The original terra-cotta soldiers were funerary art to honor
an emperor. Pathfinder’s
terra-cotta soldiers naturally have to take a much more active role in tomb
defense, what with fantasy adventurers and necromancers having such casual
attitudes about grave robbing.
Of course, imperial tombs aren’t the only place one might stumble
upon terra-cotta soldiers. Here
are three slightly less standard places to find these constructs.
A terra-cotta troop
was programmed to follow a certain battle standard, fighting as
directed. The vagueness of this
request and the tenacity of the ceramic soldiers have led to them fighting
across nearly two centuries of local wars, rebellions, and upheavals.
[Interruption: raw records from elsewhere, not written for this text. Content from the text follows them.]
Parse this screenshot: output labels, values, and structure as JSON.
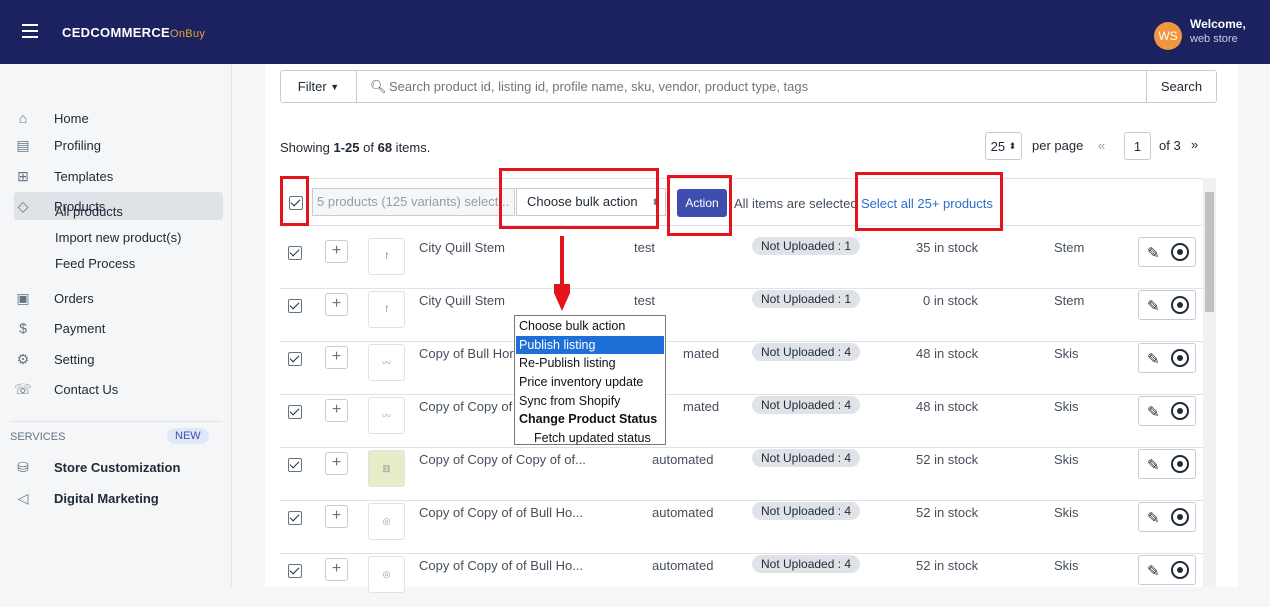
{
  "header": {
    "brand": "CEDCOMMERCE",
    "brand_sub": "OnBuy",
    "avatar": "WS",
    "welcome": "Welcome,",
    "user": "web store"
  },
  "sidebar": {
    "items": [
      {
        "label": "Home",
        "icon": "home-icon"
      },
      {
        "label": "Profiling",
        "icon": "profile-icon"
      },
      {
        "label": "Templates",
        "icon": "template-icon"
      },
      {
        "label": "Products",
        "icon": "tag-icon"
      }
    ],
    "product_sub": [
      "All products",
      "Import new product(s)",
      "Feed Process"
    ],
    "items2": [
      {
        "label": "Orders",
        "icon": "orders-icon"
      },
      {
        "label": "Payment",
        "icon": "dollar-icon"
      },
      {
        "label": "Setting",
        "icon": "gear-icon"
      },
      {
        "label": "Contact Us",
        "icon": "phone-icon"
      }
    ],
    "services_label": "SERVICES",
    "new_badge": "NEW",
    "services": [
      {
        "label": "Store Customization",
        "icon": "store-icon"
      },
      {
        "label": "Digital Marketing",
        "icon": "megaphone-icon"
      }
    ]
  },
  "filter": {
    "label": "Filter",
    "placeholder": "Search product id, listing id, profile name, sku, vendor, product type, tags",
    "search": "Search"
  },
  "summary": {
    "prefix": "Showing ",
    "range": "1-25",
    "mid": " of ",
    "total": "68",
    "suffix": " items."
  },
  "pagination": {
    "per_page": "25",
    "per_page_label": "per page",
    "prev": "«",
    "page": "1",
    "of": "of 3",
    "next": "»"
  },
  "bulk": {
    "selected": "5 products (125 variants) select...",
    "choose": "Choose bulk action",
    "action": "Action",
    "all_selected": "All items are selected",
    "select_all": "Select all 25+ products"
  },
  "dropdown": [
    "Choose bulk action",
    "Publish listing",
    "Re-Publish listing",
    "Price inventory update",
    "Sync from Shopify",
    "Change Product Status",
    "Fetch updated status"
  ],
  "rows": [
    {
      "title": "City Quill Stem",
      "vendor": "test",
      "status": "Not Uploaded : 1",
      "stock": "35 in stock",
      "type": "Stem"
    },
    {
      "title": "City Quill Stem",
      "vendor": "test",
      "status": "Not Uploaded : 1",
      "stock": "0 in stock",
      "type": "Stem"
    },
    {
      "title": "Copy of Bull Hor",
      "vendor": "mated",
      "status": "Not Uploaded : 4",
      "stock": "48 in stock",
      "type": "Skis"
    },
    {
      "title": "Copy of Copy of",
      "vendor": "mated",
      "status": "Not Uploaded : 4",
      "stock": "48 in stock",
      "type": "Skis"
    },
    {
      "title": "Copy of Copy of Copy of of...",
      "vendor": "automated",
      "status": "Not Uploaded : 4",
      "stock": "52 in stock",
      "type": "Skis"
    },
    {
      "title": "Copy of Copy of of Bull Ho...",
      "vendor": "automated",
      "status": "Not Uploaded : 4",
      "stock": "52 in stock",
      "type": "Skis"
    },
    {
      "title": "Copy of Copy of of Bull Ho...",
      "vendor": "automated",
      "status": "Not Uploaded : 4",
      "stock": "52 in stock",
      "type": "Skis"
    }
  ]
}
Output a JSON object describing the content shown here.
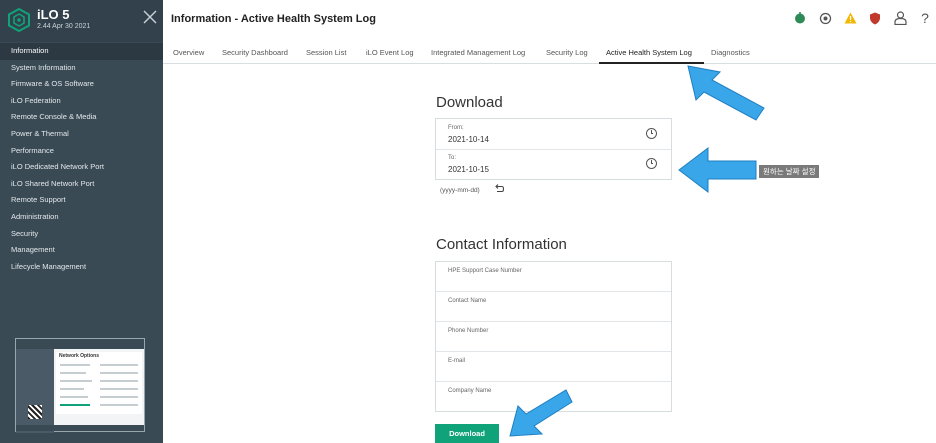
{
  "brand": {
    "title": "iLO 5",
    "version": "2.44 Apr 30 2021"
  },
  "sidebar": {
    "items": [
      {
        "label": "Information"
      },
      {
        "label": "System Information"
      },
      {
        "label": "Firmware & OS Software"
      },
      {
        "label": "iLO Federation"
      },
      {
        "label": "Remote Console & Media"
      },
      {
        "label": "Power & Thermal"
      },
      {
        "label": "Performance"
      },
      {
        "label": "iLO Dedicated Network Port"
      },
      {
        "label": "iLO Shared Network Port"
      },
      {
        "label": "Remote Support"
      },
      {
        "label": "Administration"
      },
      {
        "label": "Security"
      },
      {
        "label": "Management"
      },
      {
        "label": "Lifecycle Management"
      }
    ],
    "thumbnail_heading": "Network Options"
  },
  "header": {
    "title": "Information - Active Health System Log",
    "icons": [
      "health-status-icon",
      "target-icon",
      "warning-icon",
      "shield-icon",
      "user-icon",
      "help-icon"
    ],
    "help_label": "?"
  },
  "tabs": [
    {
      "label": "Overview"
    },
    {
      "label": "Security Dashboard"
    },
    {
      "label": "Session List"
    },
    {
      "label": "iLO Event Log"
    },
    {
      "label": "Integrated Management Log"
    },
    {
      "label": "Security Log"
    },
    {
      "label": "Active Health System Log"
    },
    {
      "label": "Diagnostics"
    }
  ],
  "download": {
    "title": "Download",
    "from_label": "From:",
    "from_value": "2021-10-14",
    "to_label": "To:",
    "to_value": "2021-10-15",
    "date_hint": "(yyyy-mm-dd)"
  },
  "contact": {
    "title": "Contact Information",
    "fields": [
      {
        "label": "HPE Support Case Number"
      },
      {
        "label": "Contact Name"
      },
      {
        "label": "Phone Number"
      },
      {
        "label": "E-mail"
      },
      {
        "label": "Company Name"
      }
    ]
  },
  "download_button": "Download",
  "annotation": {
    "callout_text": "원하는 날짜 설정"
  },
  "colors": {
    "sidebar_bg": "#3a4a55",
    "accent_green": "#10a37a",
    "annotation_arrow": "#3aa6ea",
    "warning": "#f2b705",
    "shield": "#c0392b"
  }
}
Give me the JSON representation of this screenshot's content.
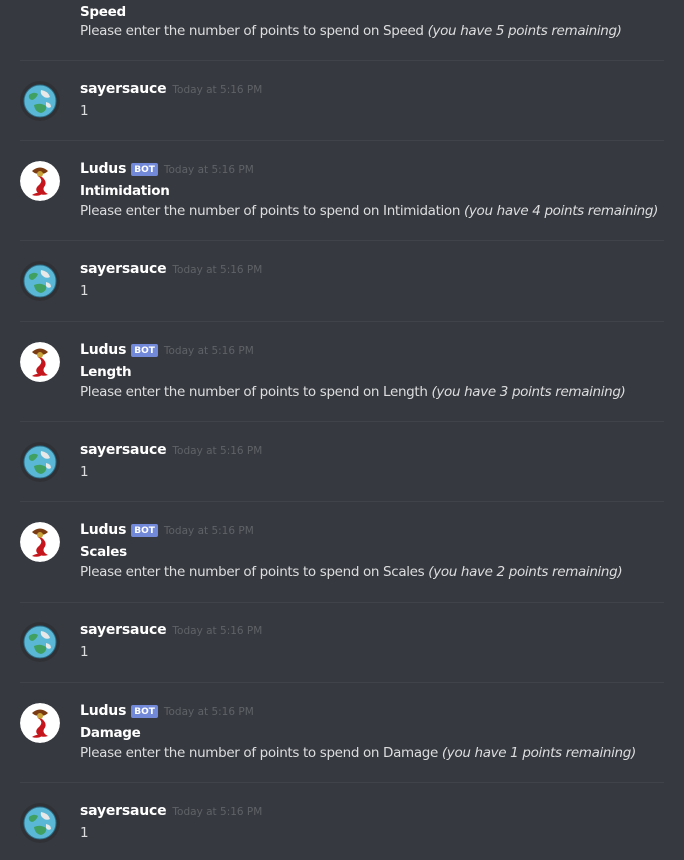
{
  "top_partial": {
    "title": "Speed",
    "prompt": "Please enter the number of points to spend on Speed",
    "remaining": "(you have 5 points remaining)"
  },
  "messages": [
    {
      "username": "sayersauce",
      "timestamp": "Today at 5:16 PM",
      "text": "1"
    },
    {
      "username": "Ludus",
      "bot_tag": "BOT",
      "timestamp": "Today at 5:16 PM",
      "title": "Intimidation",
      "prompt": "Please enter the number of points to spend on Intimidation",
      "remaining": "(you have 4 points remaining)"
    },
    {
      "username": "sayersauce",
      "timestamp": "Today at 5:16 PM",
      "text": "1"
    },
    {
      "username": "Ludus",
      "bot_tag": "BOT",
      "timestamp": "Today at 5:16 PM",
      "title": "Length",
      "prompt": "Please enter the number of points to spend on Length",
      "remaining": "(you have 3 points remaining)"
    },
    {
      "username": "sayersauce",
      "timestamp": "Today at 5:16 PM",
      "text": "1"
    },
    {
      "username": "Ludus",
      "bot_tag": "BOT",
      "timestamp": "Today at 5:16 PM",
      "title": "Scales",
      "prompt": "Please enter the number of points to spend on Scales",
      "remaining": "(you have 2 points remaining)"
    },
    {
      "username": "sayersauce",
      "timestamp": "Today at 5:16 PM",
      "text": "1"
    },
    {
      "username": "Ludus",
      "bot_tag": "BOT",
      "timestamp": "Today at 5:16 PM",
      "title": "Damage",
      "prompt": "Please enter the number of points to spend on Damage",
      "remaining": "(you have 1 points remaining)"
    },
    {
      "username": "sayersauce",
      "timestamp": "Today at 5:16 PM",
      "text": "1"
    }
  ],
  "icons": {
    "user_avatar": "globe-avatar-icon",
    "bot_avatar": "dragon-avatar-icon"
  },
  "colors": {
    "background": "#36393f",
    "bot_tag": "#7289da",
    "username": "#ffffff",
    "text": "#dcddde",
    "timestamp": "#5f6267"
  }
}
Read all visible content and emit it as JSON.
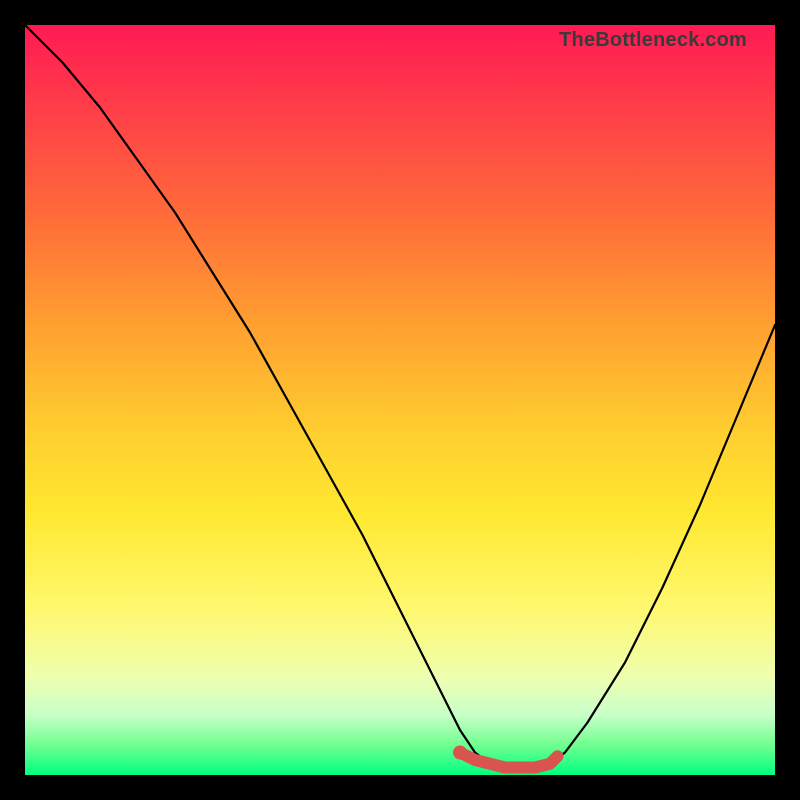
{
  "attribution": "TheBottleneck.com",
  "chart_data": {
    "type": "line",
    "title": "",
    "xlabel": "",
    "ylabel": "",
    "xlim": [
      0,
      100
    ],
    "ylim": [
      0,
      100
    ],
    "series": [
      {
        "name": "bottleneck-curve",
        "color": "#000000",
        "x": [
          0,
          5,
          10,
          15,
          20,
          25,
          30,
          35,
          40,
          45,
          50,
          55,
          58,
          60,
          62,
          64,
          66,
          68,
          70,
          72,
          75,
          80,
          85,
          90,
          95,
          100
        ],
        "values": [
          100,
          95,
          89,
          82,
          75,
          67,
          59,
          50,
          41,
          32,
          22,
          12,
          6,
          3,
          1.5,
          1,
          1,
          1,
          1.5,
          3,
          7,
          15,
          25,
          36,
          48,
          60
        ]
      },
      {
        "name": "optimal-highlight",
        "color": "#d9534f",
        "x": [
          58,
          60,
          62,
          64,
          66,
          68,
          70,
          71
        ],
        "values": [
          3,
          2,
          1.5,
          1,
          1,
          1,
          1.5,
          2.5
        ]
      }
    ],
    "markers": [
      {
        "name": "optimal-point",
        "x": 58,
        "y": 3,
        "color": "#d9534f"
      }
    ]
  }
}
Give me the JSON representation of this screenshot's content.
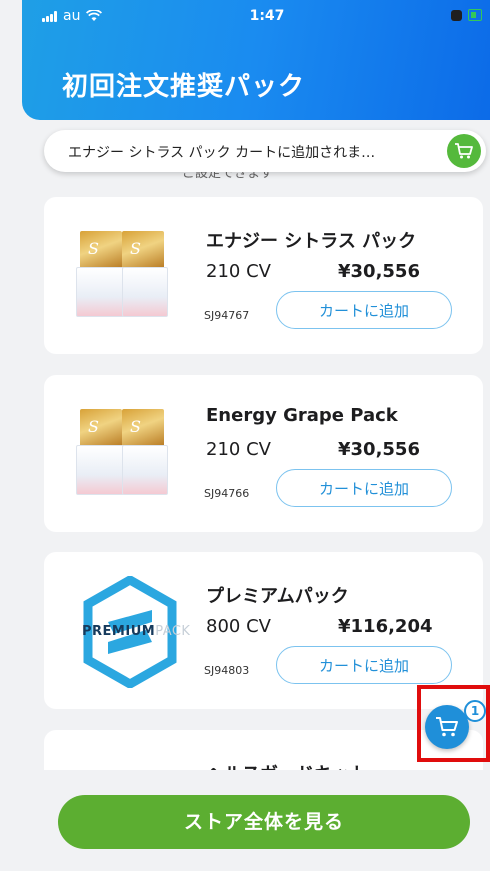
{
  "status_bar": {
    "carrier": "au",
    "time": "1:47"
  },
  "header": {
    "title": "初回注文推奨パック"
  },
  "notification": {
    "text": "エナジー シトラス パック  カートに追加されま…",
    "subtext": "ご設定できます"
  },
  "products": [
    {
      "name": "エナジー シトラス パック",
      "cv": "210 CV",
      "price": "¥30,556",
      "sku": "SJ94767",
      "add_label": "カートに追加"
    },
    {
      "name": "Energy Grape Pack",
      "cv": "210 CV",
      "price": "¥30,556",
      "sku": "SJ94766",
      "add_label": "カートに追加"
    },
    {
      "name": "プレミアムパック",
      "cv": "800 CV",
      "price": "¥116,204",
      "sku": "SJ94803",
      "add_label": "カートに追加",
      "logo_word": "PREMIUM",
      "logo_suffix": "PACK"
    },
    {
      "name": "ヘルスガードキット"
    }
  ],
  "cart": {
    "count": "1"
  },
  "footer": {
    "store_label": "ストア全体を見る"
  },
  "colors": {
    "header_start": "#1f9fe6",
    "header_end": "#0c6be8",
    "accent": "#2290d8",
    "success": "#55b93c",
    "store_button": "#5cae31",
    "highlight": "#e00d0d"
  }
}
Currently they defend the halfling town
of Shen from gnoll attacks…or they did until the battle standard was stolen.
An eccentric wizard’s
life was once saved by an errant terra-cotta soldier, somehow separated
from its troop by a whole continent.
Now confined to bed, the elderly wizard asks his adventuring friends to
make an old man happy and return the strange construct to its home. After a continent’s worth of
adventures, they succeed…but the second the soldier is reunited with its peers,
the entire army animates to fulfill its original mission: defend the throne
from all usurpers—including the current emperor.
The pueblo-building
oreads and gnomes of Aznakar guard their burial vaults with terra-cotta
soldiers made from the same glossy black pottery as their famed pots. These warriors are shaped like dragon-men—not
for any spiritual reason, but to prevent the region’s superstitious kobolds
from robbing the grave goods.
—Pathfinder Bestiary 3
262
I always enjoyed the terra-cotta army cameo in Terry
Pratchett’s Interesting Times.
I got to see the real terra-cotta soldiers in a museum
exhibition. ’Twas very cool. I also happened to be lucky enough to
be in Sydney at the time (the event actually gets a mention here), so after
leaving the museum I got to look at flying foxes in the trees as a bonus.